Required Minimum Distributions, or RMDs, are the eventual price Uncle Sam exacts from each of us for the multi-year tax-deferral privilege they granted us during our working lives. For years, Retirement Account (Traditional IRA, 401(k), etc.) withdrawals were mandated to begin in the year the account owner reaches age 70-1/2. In 2018, his unwieldy number was thankfully replaced by (and increased to) 73 for people born between 1951 and 1959. In 2025, the RMD age became 75 for those born in 1960 or later. These changes reflect increasing life expectancies and the need to preserve retirement assets over a longer retirement.

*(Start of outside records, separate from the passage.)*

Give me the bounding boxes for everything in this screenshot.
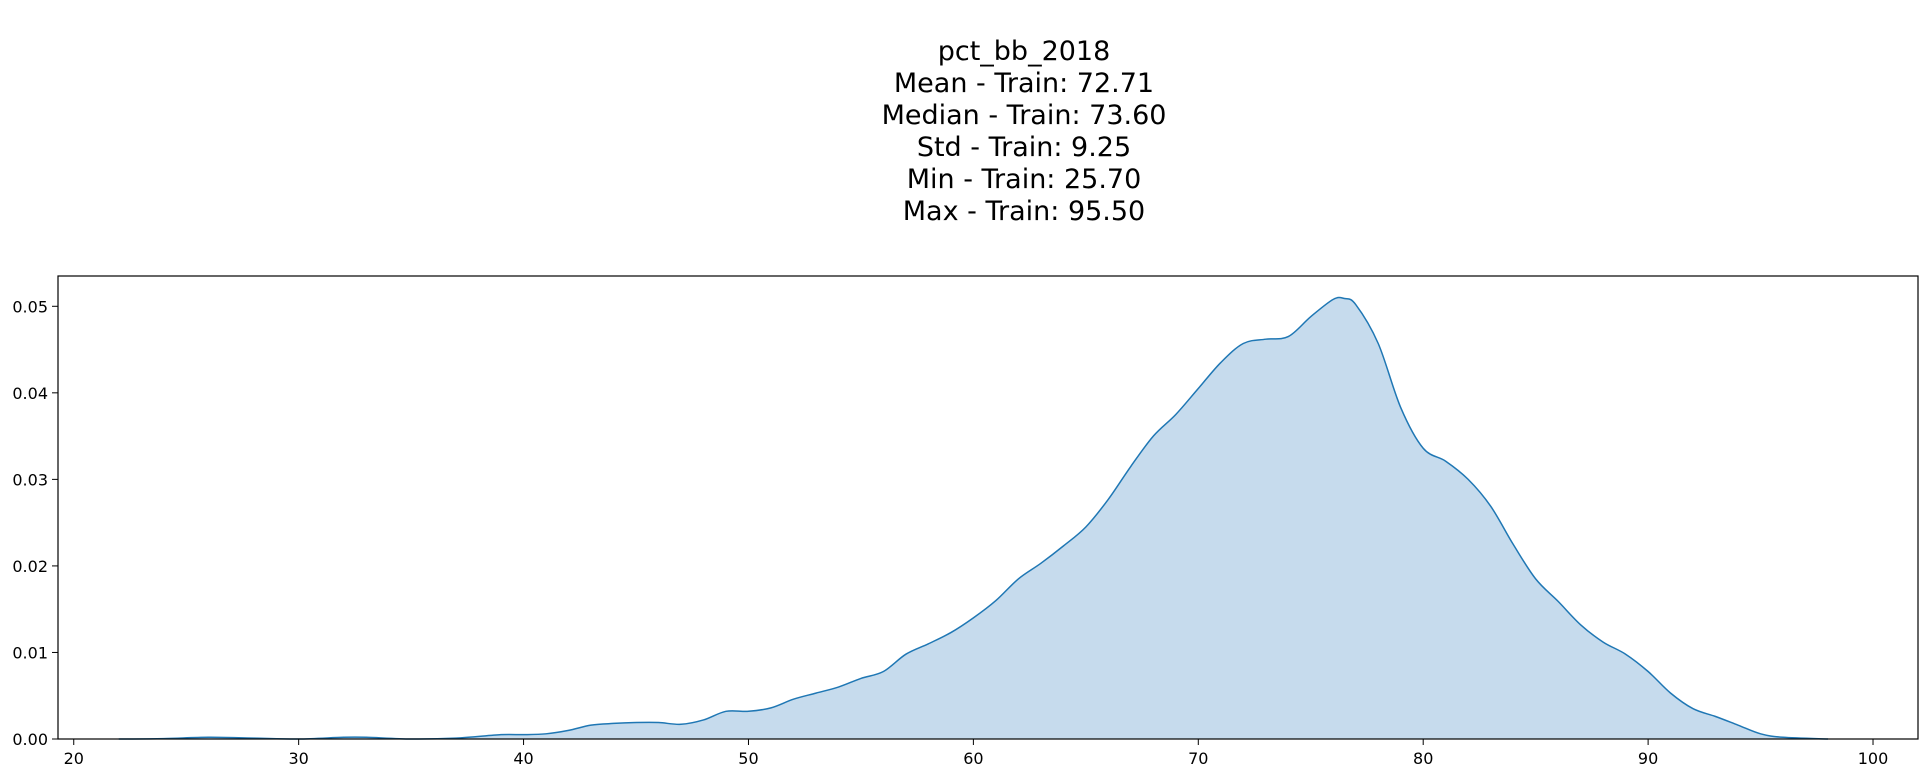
title-min: Min - Train: 25.70 (906, 164, 1142, 195)
x-tick-label: 80 (1413, 749, 1433, 768)
x-tick-label: 30 (288, 749, 308, 768)
y-tick-label: 0.05 (12, 297, 48, 316)
title-std: Std - Train: 9.25 (916, 132, 1132, 163)
x-tick-label: 70 (1188, 749, 1208, 768)
title-max: Max - Train: 95.50 (902, 196, 1146, 227)
axes-frame (57, 275, 1919, 740)
y-tick-label: 0.01 (12, 643, 48, 662)
density-line (118, 296, 1829, 740)
y-axis: 0.00 0.01 0.02 0.03 0.04 0.05 (12, 297, 58, 749)
plot-area (118, 296, 1829, 740)
x-tick-label: 90 (1638, 749, 1658, 768)
density-fill (118, 297, 1829, 740)
chart-title: pct_bb_2018 Mean - Train: 72.71 Median -… (0, 36, 1928, 228)
x-axis: 20 30 40 50 60 70 80 90 100 (64, 739, 1889, 768)
y-tick-label: 0.03 (12, 470, 48, 489)
y-tick-label: 0.00 (12, 730, 48, 749)
x-tick-label: 20 (64, 749, 84, 768)
title-variable-name: pct_bb_2018 (937, 36, 1111, 67)
title-mean: Mean - Train: 72.71 (893, 68, 1155, 99)
x-tick-label: 50 (738, 749, 758, 768)
y-tick-label: 0.04 (12, 384, 48, 403)
x-tick-label: 60 (963, 749, 983, 768)
title-median: Median - Train: 73.60 (881, 100, 1167, 131)
x-tick-label: 100 (1858, 749, 1889, 768)
y-tick-label: 0.02 (12, 557, 48, 576)
x-tick-label: 40 (513, 749, 533, 768)
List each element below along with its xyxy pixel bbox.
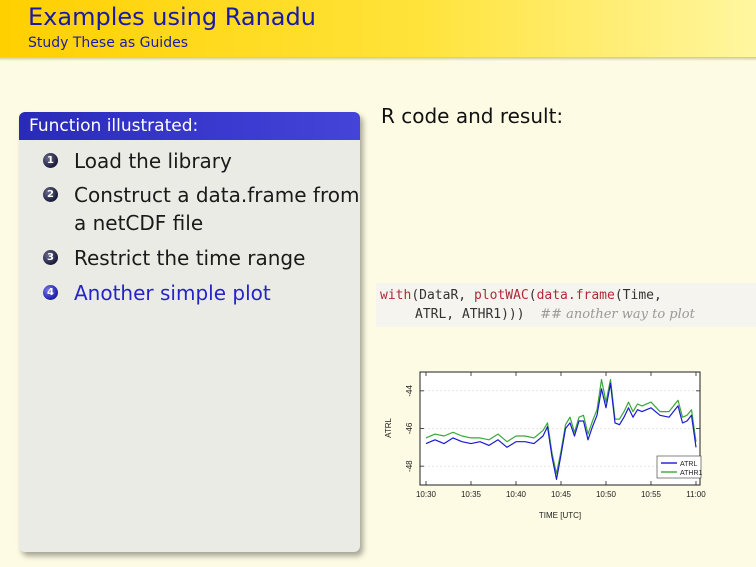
x-tick-label: 10:50 — [596, 490, 617, 499]
slide-header: Examples using Ranadu Study These as Gui… — [0, 0, 756, 57]
slide-subtitle: Study These as Guides — [28, 35, 188, 51]
x-tick-label: 10:30 — [416, 490, 437, 499]
slide-title: Examples using Ranadu — [28, 3, 316, 31]
code-line-1: with(DataR, plotWAC(data.frame(Time, — [380, 288, 662, 303]
code-text: (Time, — [614, 288, 662, 303]
legend: ATRL ATHR1 — [656, 455, 703, 479]
function-block: Function illustrated: 1 Load the library… — [19, 112, 360, 552]
list-item-text: a netCDF file — [74, 211, 204, 235]
list-item-text[interactable]: Another simple plot — [74, 281, 271, 305]
code-text: ( — [528, 288, 537, 303]
series-line-athr1 — [425, 378, 697, 475]
block-title: Function illustrated: — [29, 116, 199, 136]
y-axis-label: ATRL — [384, 418, 393, 438]
x-tick-label: 11:00 — [686, 490, 706, 499]
list-item-text: Restrict the time range — [74, 246, 306, 270]
list-item-text: Load the library — [74, 149, 232, 173]
list-item-text: Construct a data.frame from — [74, 183, 360, 207]
code-text: (DataR, — [411, 288, 474, 303]
y-tick-label: -44 — [405, 385, 414, 397]
atrl-time-series-chart: 10:30 10:35 10:40 10:45 10:50 10:55 11:00 -44 -… — [384, 371, 706, 520]
item-number-badge: 4 — [43, 285, 58, 300]
x-tick-label: 10:45 — [551, 490, 572, 499]
legend-label-atrl: ATRL — [680, 461, 697, 468]
x-tick-label: 10:40 — [506, 490, 527, 499]
item-number-badge: 1 — [43, 153, 58, 168]
code-function: plotWAC — [473, 288, 529, 303]
header-shadow — [0, 57, 756, 61]
rcode-heading: R code and result: — [381, 104, 564, 128]
y-tick-label: -46 — [405, 422, 414, 434]
code-function: with — [380, 288, 412, 303]
code-text: ATRL, ATHR1))) — [415, 307, 525, 322]
legend-label-athr1: ATHR1 — [680, 470, 703, 477]
x-axis-label: TIME [UTC] — [539, 511, 581, 520]
item-number-badge: 2 — [43, 187, 58, 202]
code-block: with(DataR, plotWAC(data.frame(Time, ATR… — [376, 283, 756, 327]
x-tick-label: 10:55 — [641, 490, 662, 499]
item-number-badge: 3 — [43, 250, 58, 265]
block-title-bar: Function illustrated: — [19, 112, 360, 140]
x-tick-label: 10:35 — [461, 490, 482, 499]
code-comment: ## another way to plot — [540, 307, 695, 322]
y-tick-label: -48 — [405, 460, 414, 472]
code-line-2: ATRL, ATHR1))) ## another way to plot — [415, 307, 695, 322]
series-line-atrl — [425, 382, 697, 481]
code-function: data.frame — [536, 288, 615, 303]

For the year in which an account owner achieves RMD age, there is a 1-time withdrawal exception allowed. The first RMD can be delayed until the first quarter of the following year, which is generally used by people who are retiring in their RMD birthday year. This allows taxable RMD income to be deferred until the year following retirement, when working income terminates or is reduced.

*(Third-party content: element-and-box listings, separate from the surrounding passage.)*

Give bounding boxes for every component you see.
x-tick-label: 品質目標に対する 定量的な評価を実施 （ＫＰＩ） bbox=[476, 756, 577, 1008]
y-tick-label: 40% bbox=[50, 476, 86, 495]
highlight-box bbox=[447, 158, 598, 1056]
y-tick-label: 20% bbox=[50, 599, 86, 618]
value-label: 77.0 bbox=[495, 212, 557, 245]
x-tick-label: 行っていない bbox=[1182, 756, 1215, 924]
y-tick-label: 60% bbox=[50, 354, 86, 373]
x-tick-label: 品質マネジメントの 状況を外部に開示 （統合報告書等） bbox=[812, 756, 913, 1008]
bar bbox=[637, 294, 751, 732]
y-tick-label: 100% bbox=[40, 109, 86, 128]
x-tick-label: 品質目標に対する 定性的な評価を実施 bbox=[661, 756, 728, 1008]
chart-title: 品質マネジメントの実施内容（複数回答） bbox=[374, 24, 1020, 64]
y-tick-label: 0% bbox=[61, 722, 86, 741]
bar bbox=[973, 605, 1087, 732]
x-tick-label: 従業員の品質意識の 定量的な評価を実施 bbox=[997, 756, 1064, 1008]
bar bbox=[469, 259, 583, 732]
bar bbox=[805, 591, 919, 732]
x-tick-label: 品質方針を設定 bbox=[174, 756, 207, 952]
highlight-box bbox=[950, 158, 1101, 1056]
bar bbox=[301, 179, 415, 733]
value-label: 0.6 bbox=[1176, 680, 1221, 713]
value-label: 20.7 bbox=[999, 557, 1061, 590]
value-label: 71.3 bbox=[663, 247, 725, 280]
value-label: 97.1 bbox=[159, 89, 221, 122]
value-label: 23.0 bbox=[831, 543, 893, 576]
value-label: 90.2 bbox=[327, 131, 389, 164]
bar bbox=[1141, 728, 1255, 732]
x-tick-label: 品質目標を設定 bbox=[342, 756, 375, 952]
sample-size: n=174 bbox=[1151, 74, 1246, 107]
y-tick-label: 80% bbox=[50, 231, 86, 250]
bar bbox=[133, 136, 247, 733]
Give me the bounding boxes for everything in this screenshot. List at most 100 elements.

The timing of the RMD distribution date should consider the account owner’s need for income. Most people delay the annual RMD as long as possible, thereby allowing more time for tax-free growth throughout the year. For owners who don’t need the income and would prefer to withdraw smaller accounts, it may be smarter to take the distribution early in the year. This action intentionally reduces further appreciation of the RMD funds, consequently reducing the next year’s RMD.
Most RMDs are paid in cash, and many apply Federal Tax withholding to cover the added income from the RMD. However, it is perfectly acceptable to distribute shares of stocks, ETFs, or Mutual Funds. Taxes can be paid from another source or through a separate distribution of cash.

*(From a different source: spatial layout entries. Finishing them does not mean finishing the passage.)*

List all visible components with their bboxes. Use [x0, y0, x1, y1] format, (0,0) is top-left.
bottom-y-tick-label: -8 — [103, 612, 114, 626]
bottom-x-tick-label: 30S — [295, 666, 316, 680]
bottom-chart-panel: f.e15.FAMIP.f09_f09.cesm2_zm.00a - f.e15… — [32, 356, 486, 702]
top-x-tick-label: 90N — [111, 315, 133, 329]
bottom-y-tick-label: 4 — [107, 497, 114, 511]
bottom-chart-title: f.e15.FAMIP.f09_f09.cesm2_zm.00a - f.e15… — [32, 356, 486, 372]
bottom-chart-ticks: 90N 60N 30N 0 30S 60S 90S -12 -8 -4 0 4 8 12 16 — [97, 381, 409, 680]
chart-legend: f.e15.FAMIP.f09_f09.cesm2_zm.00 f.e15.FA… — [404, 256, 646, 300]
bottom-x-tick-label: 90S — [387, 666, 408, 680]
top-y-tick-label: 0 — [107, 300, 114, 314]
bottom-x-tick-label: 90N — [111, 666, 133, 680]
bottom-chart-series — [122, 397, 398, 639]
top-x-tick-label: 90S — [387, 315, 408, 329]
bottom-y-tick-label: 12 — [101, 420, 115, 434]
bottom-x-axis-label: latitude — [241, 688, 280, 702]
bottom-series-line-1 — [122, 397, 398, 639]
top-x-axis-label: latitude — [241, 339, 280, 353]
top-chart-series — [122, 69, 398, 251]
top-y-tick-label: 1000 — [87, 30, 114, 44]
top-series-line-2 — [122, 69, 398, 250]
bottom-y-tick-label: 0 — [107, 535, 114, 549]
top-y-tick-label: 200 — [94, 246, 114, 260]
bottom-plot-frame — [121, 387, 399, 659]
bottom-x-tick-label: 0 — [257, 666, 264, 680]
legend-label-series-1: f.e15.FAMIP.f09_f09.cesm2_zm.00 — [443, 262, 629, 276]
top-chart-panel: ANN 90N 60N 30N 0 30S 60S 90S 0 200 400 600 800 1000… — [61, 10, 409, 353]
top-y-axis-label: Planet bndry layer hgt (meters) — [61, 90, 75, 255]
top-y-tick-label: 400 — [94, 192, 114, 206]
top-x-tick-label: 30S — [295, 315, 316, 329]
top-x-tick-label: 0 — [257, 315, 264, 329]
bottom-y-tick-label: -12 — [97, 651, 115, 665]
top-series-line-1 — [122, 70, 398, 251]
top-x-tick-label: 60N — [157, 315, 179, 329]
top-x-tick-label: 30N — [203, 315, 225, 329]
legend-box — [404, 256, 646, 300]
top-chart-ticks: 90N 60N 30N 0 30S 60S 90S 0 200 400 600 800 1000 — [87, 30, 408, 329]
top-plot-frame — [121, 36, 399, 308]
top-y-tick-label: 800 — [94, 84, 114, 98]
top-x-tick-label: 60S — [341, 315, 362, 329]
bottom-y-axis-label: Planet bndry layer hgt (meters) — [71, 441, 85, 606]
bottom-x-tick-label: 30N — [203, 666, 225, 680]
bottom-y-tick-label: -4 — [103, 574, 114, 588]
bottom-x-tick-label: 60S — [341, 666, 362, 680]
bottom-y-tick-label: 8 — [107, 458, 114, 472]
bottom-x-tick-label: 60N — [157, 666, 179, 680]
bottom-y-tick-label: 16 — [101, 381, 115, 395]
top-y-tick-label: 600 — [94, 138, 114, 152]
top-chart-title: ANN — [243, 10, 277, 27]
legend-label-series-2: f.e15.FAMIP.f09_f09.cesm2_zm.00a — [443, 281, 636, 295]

Assets distributed as an RMD must be distributed to a taxable account, and are taxed as ordinary income in the year they are rolled out of the Retirement Account. These assets receive a step-up in basis. Whenever the taxpayer sells those assets, gain or loss will be calculated using the price received, less the new basis. Appreciated assets held for over a year will be taxed at favorable Capital Gains rates (some exceptions apply). Gains taken in less than one year are taxed as ordinary income. Losses on asset sales work the same way, depending on the holding period, with the same one-year holding period rules.
Failure to take any Required Minimum Distribution results in a serious financial penalty. RMDs are not eligible for Roth Conversion, as they would be classified as excess contributions. RMDs are required to be completed prior to the owner performing any Roth Conversion from the affected account.